Heck seemed to vacillate for a couple of seconds, glancing first at Tobias and then at Ursie, then made up his mind. He shoved some of the clutter away from the bench and pulled out a dark blue box about the size of a house brick.
“It’s a hot swap,” he said. “It’s unallocated right now, but I’m not supposed to let anyone play with it. They’ll need it if one of the others breaks down.”
“Ursie here was interested in having a go at one.”
Heck glanced at her, and she couldn’t help but feel that he was appraising her in some way. He chewed on his lip and then slid the longwave across the bench toward her.
“A couple of minutes wouldn’t hurt, I guess.”
Ursie picked up the box and turned it over in her hands. It was an unremarkable looking thing, and heavier than she expected, with a spongy, rubbery exterior and a long protuberance at the top. There was also a small display screen on one side.
“How does it work?” she said.
Heck stepped over and looked down at the device. “It’s pretty simple.” He pointed at the screen. “You enter your contact details here, and the signal goes out through this high gain antenna.” He indicated to the long protube
rance. “It’s powerful enough to reach the relays down on the surface, if that’s what you wanted. It would be just like calling someone on their holophone.” He jabbed a finger vaguely over his shoulder. “These are used by the Consortium techs when they’re out on the job.”
Ursie stared down at the device, almost daunted by the idea that she now had the power at her fingertips to talk to people down on Earth.
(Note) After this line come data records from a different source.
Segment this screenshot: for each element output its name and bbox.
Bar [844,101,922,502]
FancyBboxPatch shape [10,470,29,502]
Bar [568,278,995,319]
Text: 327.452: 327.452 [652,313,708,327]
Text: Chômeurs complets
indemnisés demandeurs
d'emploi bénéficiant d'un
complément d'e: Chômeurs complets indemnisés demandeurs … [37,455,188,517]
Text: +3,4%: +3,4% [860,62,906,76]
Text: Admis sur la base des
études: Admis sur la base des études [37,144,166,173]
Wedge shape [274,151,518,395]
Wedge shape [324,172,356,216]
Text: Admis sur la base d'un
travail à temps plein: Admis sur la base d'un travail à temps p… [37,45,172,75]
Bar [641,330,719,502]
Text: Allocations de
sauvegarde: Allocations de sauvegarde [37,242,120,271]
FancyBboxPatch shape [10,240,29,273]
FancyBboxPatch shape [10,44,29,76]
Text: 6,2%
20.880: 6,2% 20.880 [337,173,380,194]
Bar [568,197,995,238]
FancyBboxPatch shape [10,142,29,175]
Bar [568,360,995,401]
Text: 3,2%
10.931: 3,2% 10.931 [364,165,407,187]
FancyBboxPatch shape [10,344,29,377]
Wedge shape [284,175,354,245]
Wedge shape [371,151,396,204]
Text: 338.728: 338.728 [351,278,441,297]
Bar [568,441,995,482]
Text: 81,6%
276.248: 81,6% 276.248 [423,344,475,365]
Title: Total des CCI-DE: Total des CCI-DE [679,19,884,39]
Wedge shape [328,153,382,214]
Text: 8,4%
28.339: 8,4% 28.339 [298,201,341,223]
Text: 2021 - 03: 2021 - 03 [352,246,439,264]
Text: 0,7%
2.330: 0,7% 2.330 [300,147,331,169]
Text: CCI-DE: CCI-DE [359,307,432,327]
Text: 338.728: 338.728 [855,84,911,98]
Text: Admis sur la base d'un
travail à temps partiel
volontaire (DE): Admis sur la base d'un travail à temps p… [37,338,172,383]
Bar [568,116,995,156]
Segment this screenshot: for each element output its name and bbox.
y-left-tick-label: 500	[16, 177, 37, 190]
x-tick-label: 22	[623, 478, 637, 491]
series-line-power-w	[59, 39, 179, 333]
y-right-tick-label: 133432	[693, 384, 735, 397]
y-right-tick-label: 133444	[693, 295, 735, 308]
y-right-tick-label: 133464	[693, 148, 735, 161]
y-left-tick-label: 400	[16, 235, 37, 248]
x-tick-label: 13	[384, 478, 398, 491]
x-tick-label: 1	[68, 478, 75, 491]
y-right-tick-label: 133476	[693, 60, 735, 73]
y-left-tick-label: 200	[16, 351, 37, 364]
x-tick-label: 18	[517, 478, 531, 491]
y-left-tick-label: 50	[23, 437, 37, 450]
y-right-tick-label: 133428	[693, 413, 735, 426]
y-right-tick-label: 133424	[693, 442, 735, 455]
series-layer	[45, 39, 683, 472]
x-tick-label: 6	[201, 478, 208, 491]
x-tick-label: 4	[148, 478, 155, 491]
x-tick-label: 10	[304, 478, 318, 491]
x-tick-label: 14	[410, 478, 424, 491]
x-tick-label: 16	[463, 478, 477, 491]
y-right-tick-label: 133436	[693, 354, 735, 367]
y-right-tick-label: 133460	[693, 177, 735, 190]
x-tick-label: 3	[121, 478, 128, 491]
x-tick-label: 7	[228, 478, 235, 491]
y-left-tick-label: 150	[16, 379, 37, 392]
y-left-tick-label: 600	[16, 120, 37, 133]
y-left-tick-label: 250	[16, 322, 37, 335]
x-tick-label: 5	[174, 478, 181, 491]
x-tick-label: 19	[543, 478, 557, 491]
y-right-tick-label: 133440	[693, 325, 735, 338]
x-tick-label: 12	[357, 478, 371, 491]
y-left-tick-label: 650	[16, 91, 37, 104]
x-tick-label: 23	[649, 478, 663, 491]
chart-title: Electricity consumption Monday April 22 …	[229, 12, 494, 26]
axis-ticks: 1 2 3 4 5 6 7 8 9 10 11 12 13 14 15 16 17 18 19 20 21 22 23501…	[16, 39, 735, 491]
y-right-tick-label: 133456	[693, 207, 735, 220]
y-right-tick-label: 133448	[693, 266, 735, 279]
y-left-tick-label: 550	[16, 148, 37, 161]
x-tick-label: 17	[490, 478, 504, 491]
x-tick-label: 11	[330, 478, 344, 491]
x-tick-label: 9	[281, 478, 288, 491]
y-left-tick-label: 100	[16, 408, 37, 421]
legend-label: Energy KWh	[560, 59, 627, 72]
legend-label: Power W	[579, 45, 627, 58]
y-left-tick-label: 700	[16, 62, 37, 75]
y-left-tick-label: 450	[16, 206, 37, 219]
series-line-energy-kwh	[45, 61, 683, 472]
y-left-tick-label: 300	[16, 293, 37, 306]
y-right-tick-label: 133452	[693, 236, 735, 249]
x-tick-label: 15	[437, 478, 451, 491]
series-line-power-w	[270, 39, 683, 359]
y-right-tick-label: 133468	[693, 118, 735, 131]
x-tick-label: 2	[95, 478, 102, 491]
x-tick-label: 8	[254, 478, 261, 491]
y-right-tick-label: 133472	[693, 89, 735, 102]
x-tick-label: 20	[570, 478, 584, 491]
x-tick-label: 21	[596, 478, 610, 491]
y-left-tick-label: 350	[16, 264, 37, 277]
It had seemed like such an insurmountable gulf just a few moments before, a chasm with no way across.
What the hell am I going to say? she thought. Then something occurred to her.
The message that she wanted to convey to Earth could not be overheard by anyone else. Not Heck, that was for sure, and preferably not even by Tobias. The things that she wanted to talk about would be viewed as conspiracy, or treason, and Ursie was already in enough trouble as it was. She didn’t want to add any further complications to the situation if she could help it.
She gave Heck her sweetest smile and tried to look coy.
“I don’t suppose I could take it away for just a little bit?”
Heck shook his head. “No, I can’t let you do that.”
She looked to Tobias for help, but he merely nodded encouragingly.
“Go ahead, Ursie. What number are you gonna call?”
That brought up another problem. She didn’t know the number of the person she was trying to reach.
This is hopeless. Why did I think I could make it work?
She handed the longwave back to Heck. “Don’t worry about it. I don’t even know the number.”
“You can use the directory,” Heck suggested. “There are listings for a few restaurants in Lux, bars in Gaslight. Even the Consortium consulates.” He seemed to regret saying that almost immediately. “Just don’t call anyone important,” he added hastily. “They won’t take kindly to pranks.”